Outside of advancing the physical redesign of the hospital entrance, St Paul’s has begun to develop educational resources to increase staff’s understanding of the diverse communities with whom they work and the land on which they live, as well as embedding report recommendations into team accountability plans and establishing a working group to recognize key dates. These recommendations now support the hospital’s approach to care and delivery of services in a holistic way.
Report recommendations will also influence the broader Saskatchewan Health Authority’s plans in a collective commitment to address systemic problems that affect community members’ experiences when accessing healthcare.
While this work for St Paul’s Hospital and its broader network continues, this project has shown that holding space for different types of conversations is necessary if a truly collaborative process is desired and transforming a complex system is the long-term goal.

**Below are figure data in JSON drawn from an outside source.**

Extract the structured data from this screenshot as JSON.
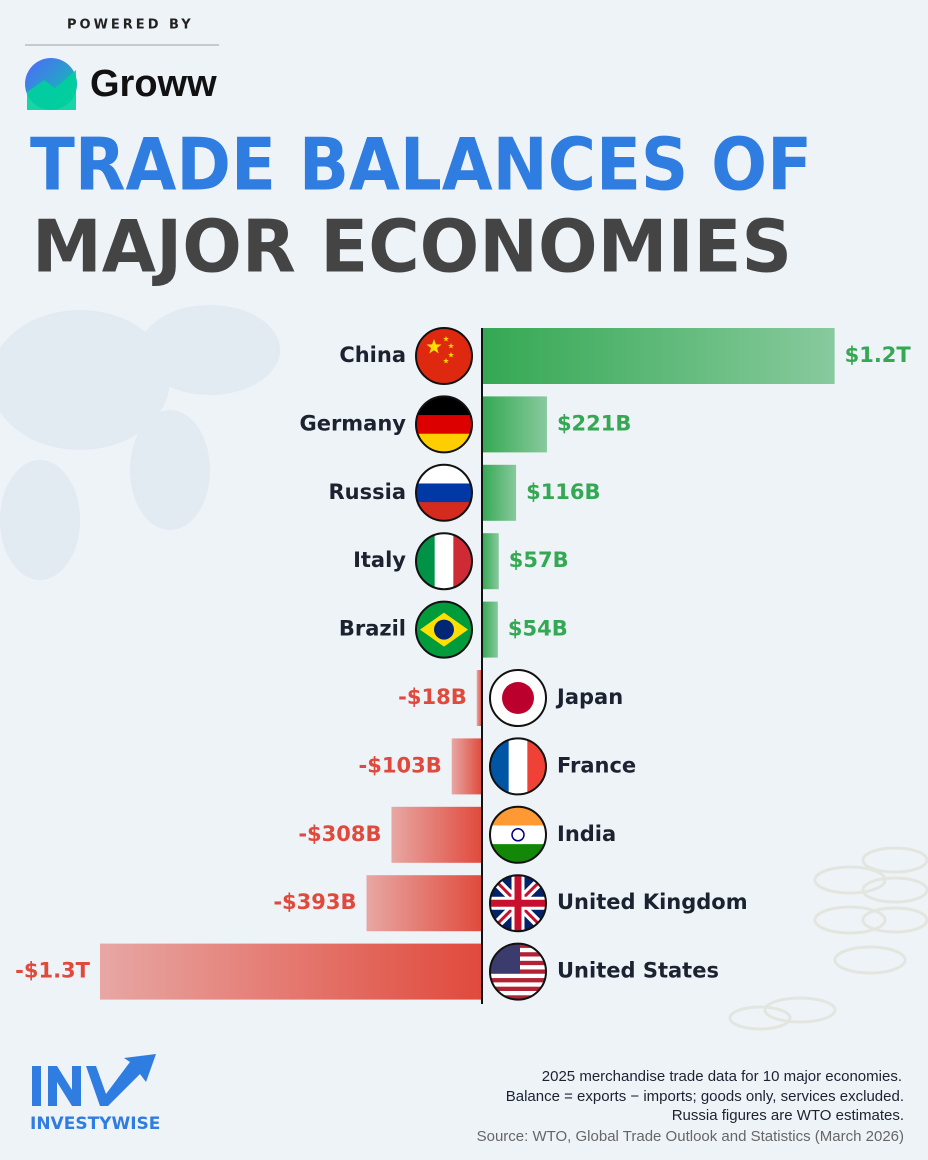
{
  "powered_by": "POWERED BY",
  "brand": "Groww",
  "chart_data": {
    "type": "diverging-bar",
    "title": [
      "TRADE BALANCES OF",
      "MAJOR ECONOMIES"
    ],
    "categories": [
      "China",
      "Germany",
      "Russia",
      "Italy",
      "Brazil",
      "Japan",
      "France",
      "India",
      "United Kingdom",
      "United States"
    ],
    "values": [
      1200000000000,
      221000000000,
      116000000000,
      57000000000,
      54000000000,
      -18000000000,
      -103000000000,
      -308000000000,
      -393000000000,
      -1300000000000
    ],
    "value_labels": [
      "$1.2T",
      "$221B",
      "$116B",
      "$57B",
      "$54B",
      "-$18B",
      "-$103B",
      "-$308B",
      "-$393B",
      "-$1.3T"
    ],
    "color_positive": "#34a853",
    "color_negative": "#e04a3c",
    "notes": [
      "2025 merchandise trade data for 10 major economies.",
      "Balance = exports − imports; goods only, services excluded.",
      "Russia figures are WTO estimates."
    ],
    "source": "Source: WTO, Global Trade Outlook and Statistics (March 2026)"
  },
  "footer_brand": "INVESTYWISE"
}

"Coeuraj supported our team to co-create a model that would collect meaningful and actionable feedback regarding the experience people have entering our hospital. This included capturing the experience of those that work in the front end of the hospital. Coeuraj was able to develop and implement appropriate means to engage employee teams and the geographic community in a productive, creative and culturally responsive manner. The recommendations from this report are already providing the guidance we need to improve the experience of health seekers!"